At the same time, Bush v. Gore established no proposition of law that has been followed in subsequent cases. Indeed, the court was explicit that it was deciding just the matter before it and was not setting a general precedent. The per curiam opinion declared: “Our consideration is limited to the present circumstances, for the problem of equal protection in election processes generally presents many complexities.”
In hindsight, the decision seems clearly wrong. First, although it was not discussed in the majority or dissenting opinions, the equal protection challenge was not ripe for review when decided by the Supreme Court. The majority said that counting uncounted votes without preset standards violated equal protection. But that was so only if similar ballots were treated differently. The Florida Supreme Court had created a procedure where one judge was to rule on all of the ballot disputes. If that judge was consistent, then there would be no denial of equal protection. The court, though, stopped the counting before this process could occur. The equal protection challenge would be appropriate to consider only after the ballots had been counted and it could be demonstrated that similar ballots were treated differently.

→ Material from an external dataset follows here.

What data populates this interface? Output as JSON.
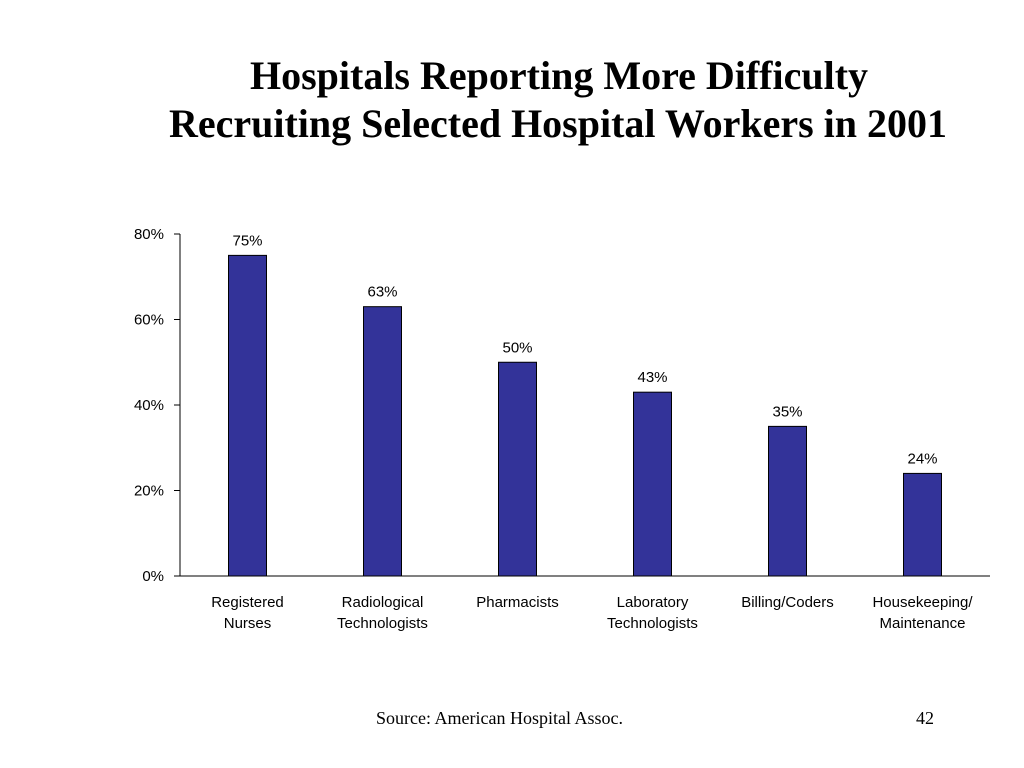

Second, even if there was an equal protection violation, the Supreme Court erred in ending the counting of votes rather than remanding the case to the Florida Supreme Court to decide, as a matter of Florida law, whether to count the uncounted votes or stop the recount. The court said that the Florida Supreme Court had indicated that it wanted to follow the Dec. 12 deadline set by the federal “safe harbor” statute, as noted above. Since it was Dec. 12, the Supreme Court ordered an end to the counting. But because this was an issue of Florida state law, the court should have remanded the case for the Florida Supreme Court to decide the content of this law under the unprecedented circumstances. The court offered no explanation for why it was not remanding the case to the Florida Supreme Court and effectively bringing the election to a close.
The perception of the Supreme Court
On Wednesday morning, Dec. 13, Gore, though strongly disagreeing with the Supreme Court, conceded the election to Bush. The widespread perception (which persists to this day) was that the court’s decision was less about the law and much more about the political views of the justices.
I wonder, based on subsequent Supreme Court decisions whether under current principles Bush v. Gore would have been decided differently today. The court’s recent ruling on Dec. 4, in Abbott v. League of United Latin American Citizens, is indicative of the conservative justices’ desire to keep the federal courts out of elections. The court reversed the lower court and allowed Texas to use a new map for congressional districts that likely creates five more Republican districts, despite detailed findings that race was impermissibly used in creating the districts in violation of equal protection. Animating the majority’s opinion was a desire for deference to the political process and for federal courts to not be involved in changing the rules for elections.
Might the court today have said that the Florida election dispute was a non-justiciable political question in federal court and the matter was for the Florida Supreme Court and ultimately Congress to resolve? Or has the last quarter century only heightened our sense of the partisanship of the court and made it unthinkable that today’s conservative majority would come out any differently from the conservative majority in Bush v. Gore?